Agia frunció los labios.

—Yo diría que tu aburrido pequeño misterio tiene dieciséis o diecisiete años. Poco más que una niña.

A veces, como supongo que todos lo han notado, hablar de personas ausentes parece convocarlas como eidólones. Así fue entonces.

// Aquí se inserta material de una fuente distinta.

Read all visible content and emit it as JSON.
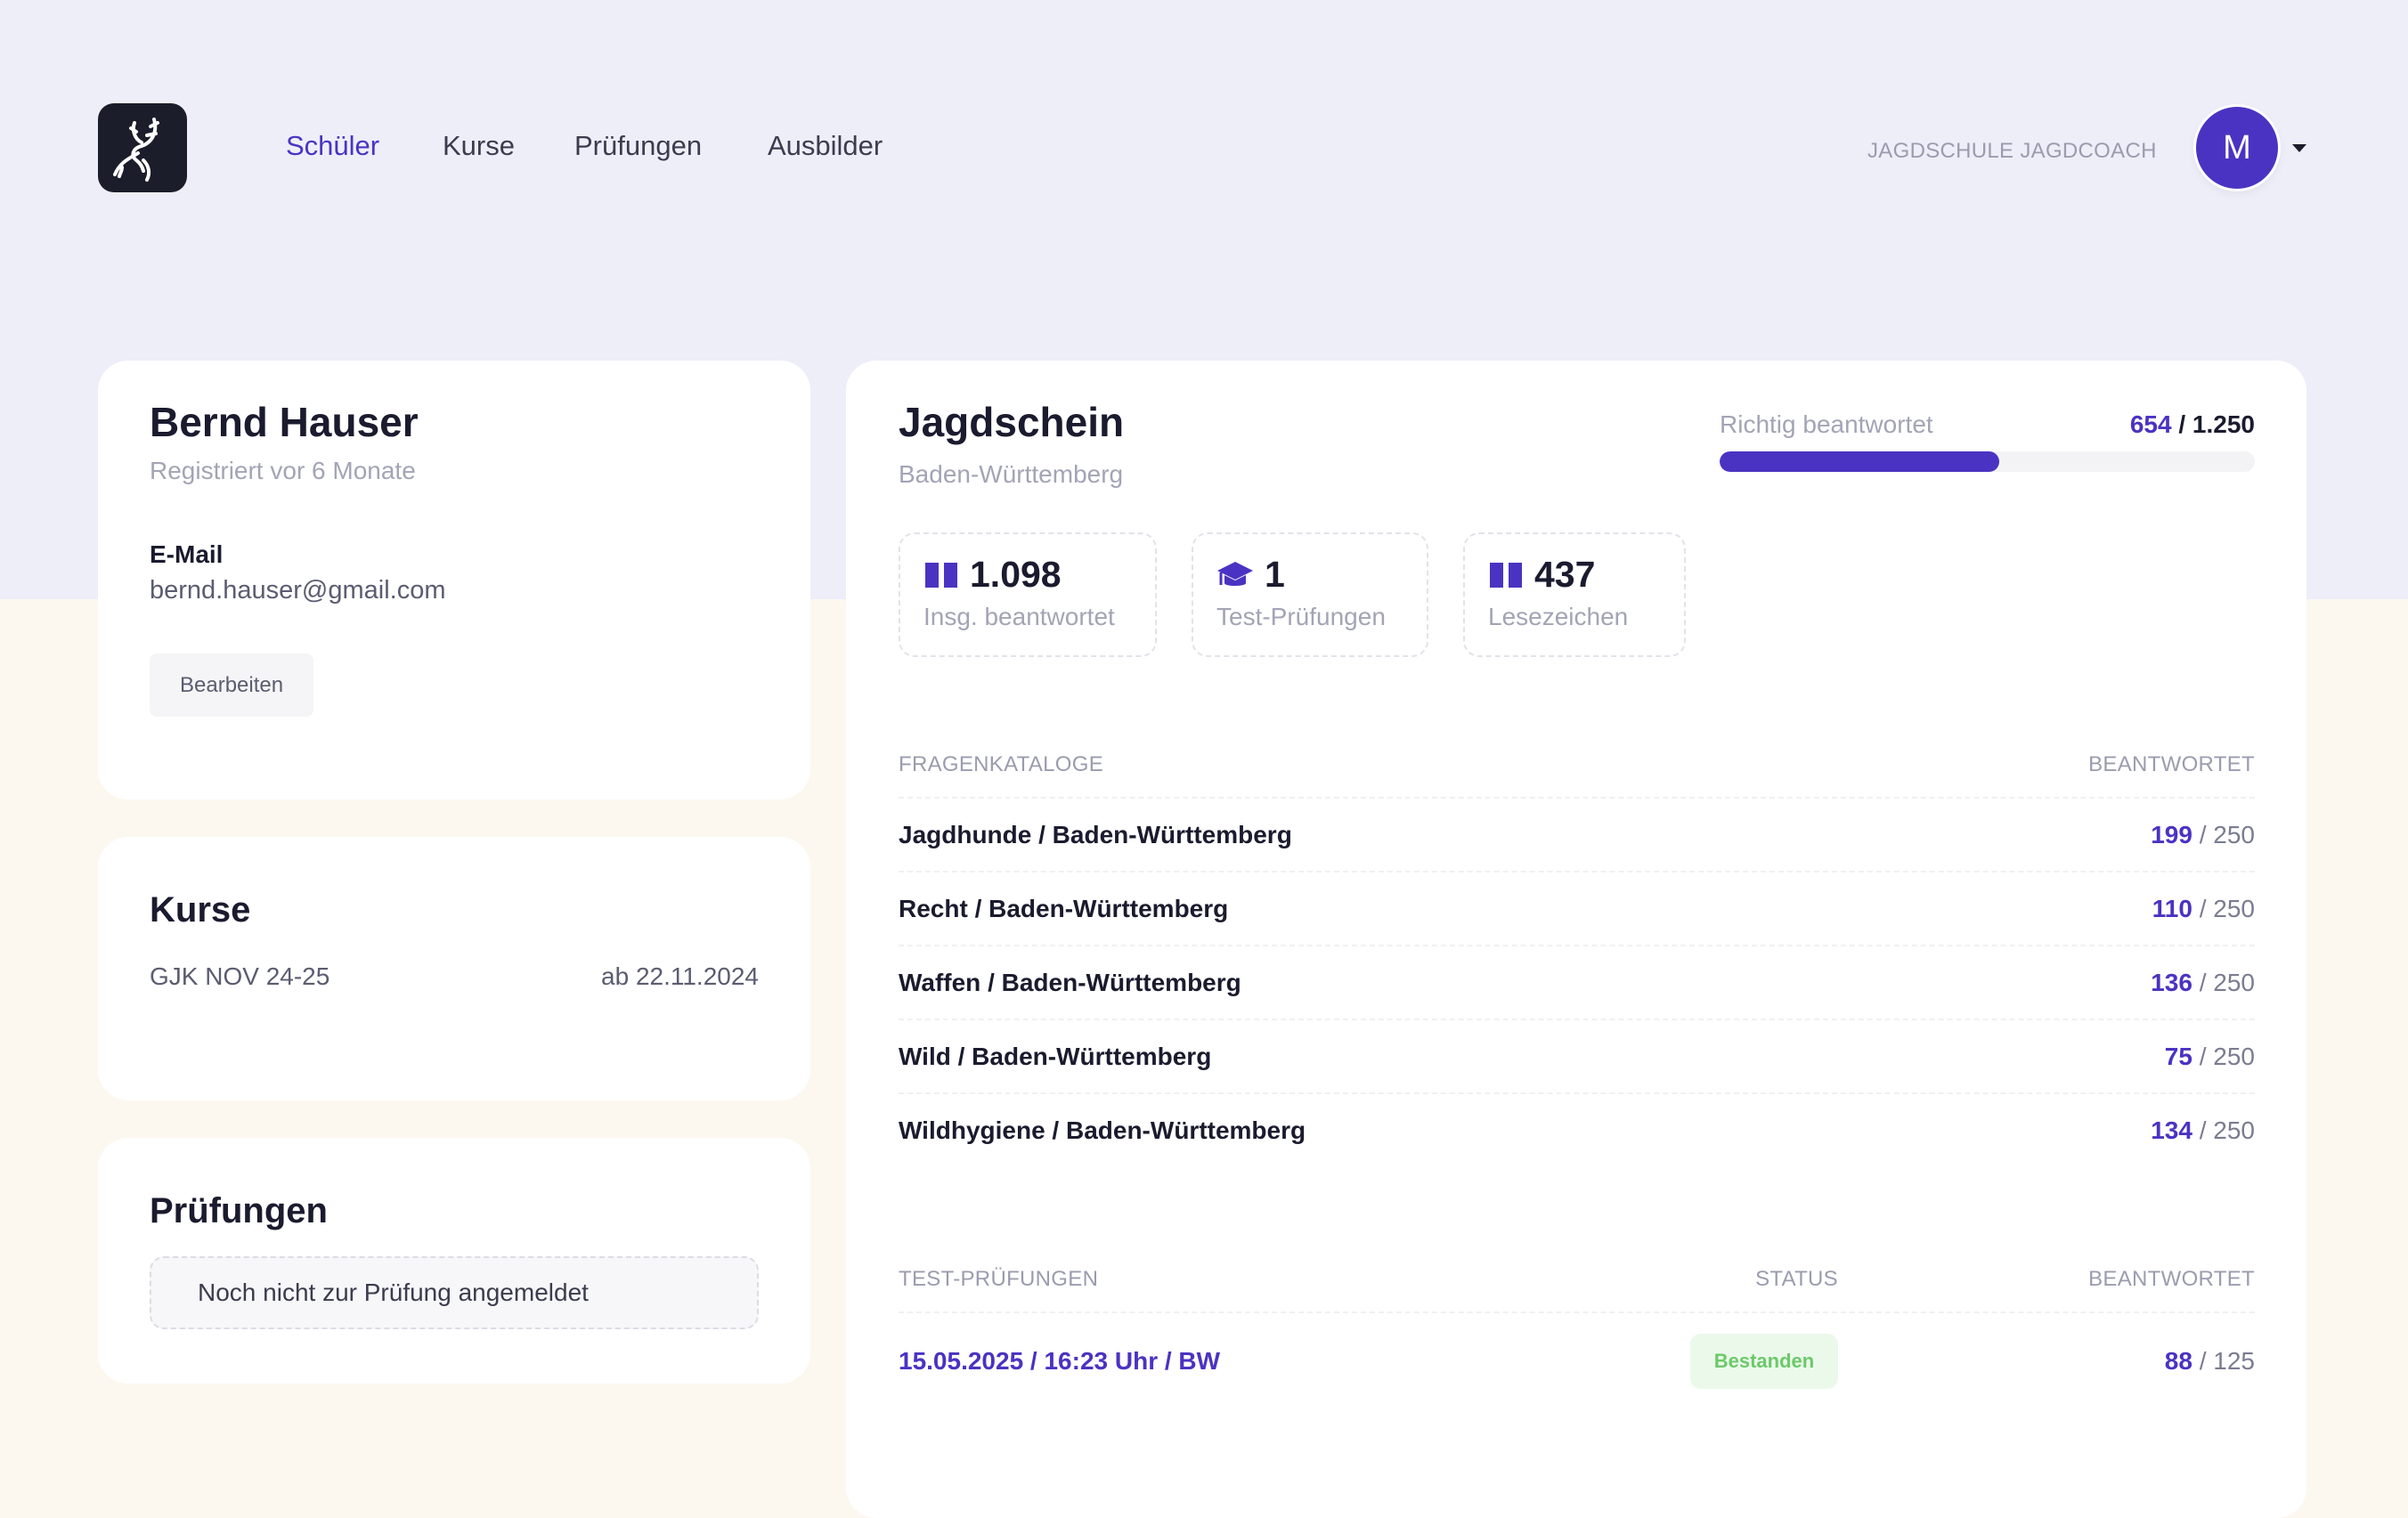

Un panel del biombo se movió y apareció Dorcas, ya no como la criatura embarrada a que nos habíamos acostumbrado, sino como una esbelta muchacha de pechos redondeados y gracia singular. Yo había visto una piel más blanca que la suya, pero aquélla no había sido una blancura sana. Dorcas parecía resplandecer. Limpios, los cabellos eran de oro pálido; los ojos eran como siempre: el azul profundo de Uroboros, el río del mundo en mis sueños. Cuando vio que Agia estaba desnuda, quiso refugiarse otra vez detrás del biombo, pero el grueso cuerpo de la criada se lo impidió.

—Es mejor que vuelva a ponerme mis harapos antes de que tu mascota se desmaye —dijo Agia.

—No miraré —murmuró Dorcas.

—No me importa si lo haces —le dijo Agia, pero nos volvió la espalda para ponerse el vestido. Hablando al muro de hojas añadió—: Ahora realmente tenemos que irnos, Severian. La trompeta sonará en cualquier momento.

—¿Y eso qué significa?

—¿No lo sabes? —Se volvió para enfrentarnos.— Cuando las maquinaciones del Muro de la ciudad parecen tocar el borde del disco solar, una trompeta —la primera— resuena en el Campo Sanguinario. Algunos creen que sólo para regular los combates, pero no es así. Es una señal para que los guardianes de dentro del muro cierren los portones. También es una señal para el comienzo de la lucha, y si te encuentras allí cuando suene, entonces será el momento de iniciar la contienda. Cuando el sol está bajo el horizonte y llega la verdadera noche, un trompetero sobre el muro toca retreta. Eso significa que los portones no volverán a abrirse ni siquiera para los que tienen pases especiales, y también que quien haya lanzado o recibido un reto y no haya llegado todavía al Campo, ha rehusado pedir o dar satisfacción. Puede ser atacado donde se lo encuentre, y no es deshonra que un armígero o un exultante contacten asesinos en ese tiempo.